Illinois quarterback Jacob Charest came into spring practice as the only experienced quarterback on the squad. He played in just four games last season, but Nathan Scheelhaase redshirted and Chandler Whitmer was leading his high school team.
Unfortunately for Charest, he had a first week to forget as he threw three consecutive interceptions one practice and continued to struggle with turnovers the next two. Operating with the second unit Saturday, he completed a long sideline bomb to A.J. Jenkins against the wind to get his confidence back.
"That was the kind of spark that got me going. I haven't had good practices, so that definitely got me going. Confidence is everything."
Charest certainly was questioning himself the first week.
"Oh, it's ten times better now. I was real frustrated last week because I was making mistakes, and I shouldn't be making mistakes. The offense is definitely starting to come around and work itself out for me."
Illinois coaches took the red shirts off the quarterbacks Saturday to see how they responded to live action when they knew they could get hit. Charest absorbed a violent hit from Supo Sanni once, but not before he scrambled for seven yards on third and six. He likes the physicality of the game.
"That's one of the parts of the game I love, to be honest with you. When I was growing up, I was used to it. I can run the ball a little bit."
Offensive coordinator Paul Petrino runs a complex offense, one that requires a great deal of study.
"It's rough learning a whole new system and a whole new offense, but at the same time it's exciting and you get a new feel for something completely different than last year."
Charest has experienced some of the new style previously. He believes it suits him.
"Yeah, I think so.
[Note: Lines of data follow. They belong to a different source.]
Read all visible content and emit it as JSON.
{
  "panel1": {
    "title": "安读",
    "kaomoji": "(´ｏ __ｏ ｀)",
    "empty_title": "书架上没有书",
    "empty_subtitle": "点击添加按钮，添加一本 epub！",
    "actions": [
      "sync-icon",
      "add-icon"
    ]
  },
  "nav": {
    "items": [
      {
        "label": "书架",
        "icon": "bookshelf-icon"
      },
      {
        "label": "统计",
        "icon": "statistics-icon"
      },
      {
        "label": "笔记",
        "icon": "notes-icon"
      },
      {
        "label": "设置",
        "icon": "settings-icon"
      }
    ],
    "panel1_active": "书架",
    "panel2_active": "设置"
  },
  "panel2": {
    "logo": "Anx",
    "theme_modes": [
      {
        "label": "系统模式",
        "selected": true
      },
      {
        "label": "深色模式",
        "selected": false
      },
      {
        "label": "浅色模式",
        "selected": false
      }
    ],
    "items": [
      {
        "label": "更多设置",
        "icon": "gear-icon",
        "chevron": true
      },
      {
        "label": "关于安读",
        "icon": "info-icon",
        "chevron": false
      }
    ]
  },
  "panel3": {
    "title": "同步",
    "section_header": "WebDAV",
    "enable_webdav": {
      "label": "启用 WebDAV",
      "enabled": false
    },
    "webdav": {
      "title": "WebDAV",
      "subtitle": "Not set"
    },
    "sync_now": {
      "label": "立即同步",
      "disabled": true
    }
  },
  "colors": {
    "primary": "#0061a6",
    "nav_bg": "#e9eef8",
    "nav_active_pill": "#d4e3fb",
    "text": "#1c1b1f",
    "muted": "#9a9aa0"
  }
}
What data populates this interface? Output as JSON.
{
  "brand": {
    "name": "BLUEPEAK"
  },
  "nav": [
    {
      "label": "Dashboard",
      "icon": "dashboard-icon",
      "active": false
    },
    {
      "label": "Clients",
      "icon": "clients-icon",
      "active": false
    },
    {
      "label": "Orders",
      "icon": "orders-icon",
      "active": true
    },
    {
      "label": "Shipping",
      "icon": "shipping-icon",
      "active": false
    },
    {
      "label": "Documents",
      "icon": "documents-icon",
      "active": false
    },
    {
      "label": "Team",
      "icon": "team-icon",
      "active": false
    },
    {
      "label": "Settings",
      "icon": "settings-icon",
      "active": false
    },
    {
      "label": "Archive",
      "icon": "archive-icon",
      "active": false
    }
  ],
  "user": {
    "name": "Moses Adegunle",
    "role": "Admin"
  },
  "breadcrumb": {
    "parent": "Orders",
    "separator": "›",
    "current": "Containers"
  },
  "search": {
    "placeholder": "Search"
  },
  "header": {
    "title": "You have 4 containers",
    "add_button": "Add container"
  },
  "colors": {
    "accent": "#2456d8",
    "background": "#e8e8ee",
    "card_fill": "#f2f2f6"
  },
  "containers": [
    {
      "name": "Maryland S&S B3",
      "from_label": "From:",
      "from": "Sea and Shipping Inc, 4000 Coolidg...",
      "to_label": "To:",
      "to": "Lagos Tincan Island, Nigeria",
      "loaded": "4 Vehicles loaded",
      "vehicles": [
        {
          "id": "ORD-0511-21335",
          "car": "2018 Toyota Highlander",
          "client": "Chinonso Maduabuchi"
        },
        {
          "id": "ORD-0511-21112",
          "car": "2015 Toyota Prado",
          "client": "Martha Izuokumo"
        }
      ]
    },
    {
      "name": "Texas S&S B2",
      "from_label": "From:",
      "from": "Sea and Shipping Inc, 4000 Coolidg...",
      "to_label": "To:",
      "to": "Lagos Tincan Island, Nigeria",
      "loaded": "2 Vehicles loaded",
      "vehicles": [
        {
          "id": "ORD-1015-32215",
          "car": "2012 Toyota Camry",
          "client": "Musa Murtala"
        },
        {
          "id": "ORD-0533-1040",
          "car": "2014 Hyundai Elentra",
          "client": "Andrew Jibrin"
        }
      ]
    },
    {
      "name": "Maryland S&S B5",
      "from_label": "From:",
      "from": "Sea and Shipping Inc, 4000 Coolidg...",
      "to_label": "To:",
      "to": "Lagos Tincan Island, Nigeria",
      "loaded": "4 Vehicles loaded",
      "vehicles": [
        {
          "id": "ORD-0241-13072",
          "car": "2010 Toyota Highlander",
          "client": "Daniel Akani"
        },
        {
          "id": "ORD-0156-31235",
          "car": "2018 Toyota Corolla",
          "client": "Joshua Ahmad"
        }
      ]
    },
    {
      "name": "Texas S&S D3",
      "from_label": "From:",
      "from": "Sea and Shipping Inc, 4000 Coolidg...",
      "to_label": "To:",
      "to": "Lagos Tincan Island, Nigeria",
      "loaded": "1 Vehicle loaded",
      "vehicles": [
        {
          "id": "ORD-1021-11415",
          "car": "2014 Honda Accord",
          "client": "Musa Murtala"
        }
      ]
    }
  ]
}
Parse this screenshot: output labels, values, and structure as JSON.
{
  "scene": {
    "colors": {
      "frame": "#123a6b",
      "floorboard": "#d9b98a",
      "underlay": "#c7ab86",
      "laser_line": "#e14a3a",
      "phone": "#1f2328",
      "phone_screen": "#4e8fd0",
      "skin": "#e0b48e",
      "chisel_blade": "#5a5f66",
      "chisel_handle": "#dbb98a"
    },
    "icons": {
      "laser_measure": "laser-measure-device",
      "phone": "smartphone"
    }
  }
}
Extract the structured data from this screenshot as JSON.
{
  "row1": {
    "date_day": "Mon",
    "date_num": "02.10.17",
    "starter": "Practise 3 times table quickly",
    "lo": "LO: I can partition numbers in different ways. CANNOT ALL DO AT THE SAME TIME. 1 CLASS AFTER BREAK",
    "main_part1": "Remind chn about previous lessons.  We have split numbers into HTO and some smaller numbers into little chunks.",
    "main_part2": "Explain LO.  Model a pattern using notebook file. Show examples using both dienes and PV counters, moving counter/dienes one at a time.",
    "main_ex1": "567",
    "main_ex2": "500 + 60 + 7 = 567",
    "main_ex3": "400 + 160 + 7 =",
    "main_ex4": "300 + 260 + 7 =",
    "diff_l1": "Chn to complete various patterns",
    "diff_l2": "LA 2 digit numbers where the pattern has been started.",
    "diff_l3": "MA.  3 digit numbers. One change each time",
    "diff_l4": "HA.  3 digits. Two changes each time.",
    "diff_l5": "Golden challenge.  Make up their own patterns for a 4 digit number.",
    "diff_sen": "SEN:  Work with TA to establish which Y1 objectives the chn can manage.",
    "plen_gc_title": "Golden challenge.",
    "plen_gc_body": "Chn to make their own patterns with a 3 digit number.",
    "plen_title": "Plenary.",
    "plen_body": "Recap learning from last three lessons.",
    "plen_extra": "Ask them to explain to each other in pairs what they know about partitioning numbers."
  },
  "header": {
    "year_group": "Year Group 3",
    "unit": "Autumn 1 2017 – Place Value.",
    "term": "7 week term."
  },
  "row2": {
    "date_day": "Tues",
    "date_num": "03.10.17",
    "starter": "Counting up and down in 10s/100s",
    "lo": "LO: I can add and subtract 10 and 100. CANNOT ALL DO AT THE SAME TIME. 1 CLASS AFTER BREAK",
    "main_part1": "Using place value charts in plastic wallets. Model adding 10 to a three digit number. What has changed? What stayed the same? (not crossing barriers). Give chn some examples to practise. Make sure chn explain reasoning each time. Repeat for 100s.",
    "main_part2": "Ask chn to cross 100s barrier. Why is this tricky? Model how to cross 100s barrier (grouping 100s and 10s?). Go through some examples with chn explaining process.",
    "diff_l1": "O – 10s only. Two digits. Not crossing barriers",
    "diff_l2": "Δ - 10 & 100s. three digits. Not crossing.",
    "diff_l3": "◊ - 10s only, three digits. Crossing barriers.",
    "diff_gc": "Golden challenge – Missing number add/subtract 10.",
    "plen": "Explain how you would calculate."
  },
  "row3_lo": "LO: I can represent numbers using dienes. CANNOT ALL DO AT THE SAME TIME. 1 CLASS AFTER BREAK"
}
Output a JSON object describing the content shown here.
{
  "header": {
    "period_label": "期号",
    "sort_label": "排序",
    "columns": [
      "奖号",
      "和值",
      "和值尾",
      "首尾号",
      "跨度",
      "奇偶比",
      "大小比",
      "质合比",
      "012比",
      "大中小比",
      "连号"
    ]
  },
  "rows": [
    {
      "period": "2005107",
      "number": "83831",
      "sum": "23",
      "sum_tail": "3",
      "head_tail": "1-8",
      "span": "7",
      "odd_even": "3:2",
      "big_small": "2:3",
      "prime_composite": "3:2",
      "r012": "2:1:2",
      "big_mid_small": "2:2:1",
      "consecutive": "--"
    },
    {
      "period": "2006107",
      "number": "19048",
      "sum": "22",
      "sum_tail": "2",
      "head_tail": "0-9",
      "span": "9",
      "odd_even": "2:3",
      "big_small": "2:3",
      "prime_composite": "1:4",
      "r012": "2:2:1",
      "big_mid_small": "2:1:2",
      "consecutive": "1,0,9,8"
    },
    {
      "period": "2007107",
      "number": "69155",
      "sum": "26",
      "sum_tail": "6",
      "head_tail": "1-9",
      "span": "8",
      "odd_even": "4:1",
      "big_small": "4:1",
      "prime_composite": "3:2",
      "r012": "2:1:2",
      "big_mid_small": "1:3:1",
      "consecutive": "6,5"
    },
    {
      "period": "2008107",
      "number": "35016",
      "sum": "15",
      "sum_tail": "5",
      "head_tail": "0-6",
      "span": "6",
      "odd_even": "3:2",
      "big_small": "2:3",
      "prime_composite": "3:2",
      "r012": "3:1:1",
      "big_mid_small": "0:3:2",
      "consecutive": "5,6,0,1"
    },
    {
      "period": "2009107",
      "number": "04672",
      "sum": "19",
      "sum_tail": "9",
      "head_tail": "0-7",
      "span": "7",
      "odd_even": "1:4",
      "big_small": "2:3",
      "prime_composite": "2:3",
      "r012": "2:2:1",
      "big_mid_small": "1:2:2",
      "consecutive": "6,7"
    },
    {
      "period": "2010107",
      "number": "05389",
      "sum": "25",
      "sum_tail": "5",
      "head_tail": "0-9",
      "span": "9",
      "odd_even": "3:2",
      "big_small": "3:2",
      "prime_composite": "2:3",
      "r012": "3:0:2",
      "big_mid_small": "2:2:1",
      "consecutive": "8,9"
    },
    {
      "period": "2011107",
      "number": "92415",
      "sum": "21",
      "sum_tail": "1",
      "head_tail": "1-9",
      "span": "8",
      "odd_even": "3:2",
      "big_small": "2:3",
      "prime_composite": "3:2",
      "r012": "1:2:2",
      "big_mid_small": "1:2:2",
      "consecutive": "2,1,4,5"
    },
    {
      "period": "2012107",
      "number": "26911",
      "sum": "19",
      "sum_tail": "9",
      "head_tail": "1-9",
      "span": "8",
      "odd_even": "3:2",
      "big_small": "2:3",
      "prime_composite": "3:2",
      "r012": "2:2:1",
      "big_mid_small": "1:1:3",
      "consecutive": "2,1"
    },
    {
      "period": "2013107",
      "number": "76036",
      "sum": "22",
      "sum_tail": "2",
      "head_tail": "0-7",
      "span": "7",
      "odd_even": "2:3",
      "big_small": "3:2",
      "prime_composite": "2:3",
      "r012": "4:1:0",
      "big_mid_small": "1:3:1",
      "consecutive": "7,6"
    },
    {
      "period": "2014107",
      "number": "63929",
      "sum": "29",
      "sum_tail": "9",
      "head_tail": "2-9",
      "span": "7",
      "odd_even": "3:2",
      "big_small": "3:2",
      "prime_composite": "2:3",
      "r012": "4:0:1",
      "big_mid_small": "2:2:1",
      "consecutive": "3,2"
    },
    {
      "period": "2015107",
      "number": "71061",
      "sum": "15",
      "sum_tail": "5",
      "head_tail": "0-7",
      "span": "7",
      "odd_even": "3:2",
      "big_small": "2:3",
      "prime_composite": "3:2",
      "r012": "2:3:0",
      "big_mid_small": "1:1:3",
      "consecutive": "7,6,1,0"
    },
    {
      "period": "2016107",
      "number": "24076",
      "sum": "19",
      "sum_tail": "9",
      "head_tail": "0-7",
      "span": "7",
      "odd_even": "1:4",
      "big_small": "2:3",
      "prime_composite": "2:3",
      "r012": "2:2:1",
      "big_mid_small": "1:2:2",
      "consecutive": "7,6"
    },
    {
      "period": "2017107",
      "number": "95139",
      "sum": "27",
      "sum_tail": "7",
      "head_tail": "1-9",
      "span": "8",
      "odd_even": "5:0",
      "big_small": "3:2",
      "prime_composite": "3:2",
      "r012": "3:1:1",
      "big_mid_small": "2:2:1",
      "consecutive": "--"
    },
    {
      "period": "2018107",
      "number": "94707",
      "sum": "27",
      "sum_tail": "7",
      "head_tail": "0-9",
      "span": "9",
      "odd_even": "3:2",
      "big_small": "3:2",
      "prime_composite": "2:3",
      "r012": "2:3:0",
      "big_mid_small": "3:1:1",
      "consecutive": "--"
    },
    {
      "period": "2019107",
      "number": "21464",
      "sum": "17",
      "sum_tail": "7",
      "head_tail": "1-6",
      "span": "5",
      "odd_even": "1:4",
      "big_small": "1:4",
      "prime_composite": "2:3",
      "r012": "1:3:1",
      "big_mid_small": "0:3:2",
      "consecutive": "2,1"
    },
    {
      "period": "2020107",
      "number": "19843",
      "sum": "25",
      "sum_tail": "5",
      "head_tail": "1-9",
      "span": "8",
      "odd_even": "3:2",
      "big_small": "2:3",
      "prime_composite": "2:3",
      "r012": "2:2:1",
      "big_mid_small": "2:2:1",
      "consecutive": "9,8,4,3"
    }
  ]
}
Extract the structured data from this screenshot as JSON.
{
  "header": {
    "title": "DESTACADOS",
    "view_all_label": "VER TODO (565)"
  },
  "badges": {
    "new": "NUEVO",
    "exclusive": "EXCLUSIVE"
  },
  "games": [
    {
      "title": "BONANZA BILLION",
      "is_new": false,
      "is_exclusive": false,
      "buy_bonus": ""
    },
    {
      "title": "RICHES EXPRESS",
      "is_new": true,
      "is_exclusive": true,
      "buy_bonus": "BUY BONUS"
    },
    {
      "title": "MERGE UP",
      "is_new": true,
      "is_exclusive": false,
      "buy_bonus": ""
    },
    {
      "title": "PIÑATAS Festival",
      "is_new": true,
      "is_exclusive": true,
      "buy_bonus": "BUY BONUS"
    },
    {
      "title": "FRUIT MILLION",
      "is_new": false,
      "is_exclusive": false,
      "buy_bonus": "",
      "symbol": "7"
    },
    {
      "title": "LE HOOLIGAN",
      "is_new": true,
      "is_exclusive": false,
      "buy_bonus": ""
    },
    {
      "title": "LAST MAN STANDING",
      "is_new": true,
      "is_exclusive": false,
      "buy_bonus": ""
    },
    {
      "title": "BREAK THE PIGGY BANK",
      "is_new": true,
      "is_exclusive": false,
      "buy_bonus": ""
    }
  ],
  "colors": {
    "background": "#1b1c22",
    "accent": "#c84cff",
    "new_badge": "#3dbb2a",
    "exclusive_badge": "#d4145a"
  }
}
Early in high school we ran something similar to this. I haven't run it recently, but I definitely like it. It's a lot more under center, drop-back and play-action. There's still some shotgun. It's more pro-style."
With four year starter Juice Williams at the helm last season, the other quarterbacks knew they wouldn't be highlighted in the offense and felt less sense of responsibility for its success. It is different now.
"It's a little bit more weight on your shoulders. You're responsible for leading everyone out here. You're responsible for winning and losing games. You have to be ready to play every practice like a game."
The 6'-4", 220 pounder believes his experiences last season will help him in the long run.
"It's always good to know what will happen in a game. You've got a feel for the game speed and how things will play out. Experience isn't everything, but it helps."
Charest has been described as having a hitch in his motion. He was taught to flick his wrist to get more velocity on the ball, but it sometimes slows his release time on longer throws. He is working on improving it.
"We've been throwing a lot, and Coach (Jeff) Brohm has been working with me. He's been giving me tips to get the ball out of my hand quicker."
Petrino is a high-energy guy, and Charest has a four word compliment when asked about him.
"He's off the wall."
Charest was asked his impression of Whitmer, who graduated from Downers Grove South a semester early to take part in spring practice.
"Chandler's a good kid. He's funny. I respect him for coming in early. It shows he's ready to get here and start playing."
A good season and good career starts with a single day. Charest felt he had that Saturday. If he can string more of those together, he has a chance to win the quarterback derby.
"It was a pretty good day. There's definitely a couple things I need to work on, but that will come."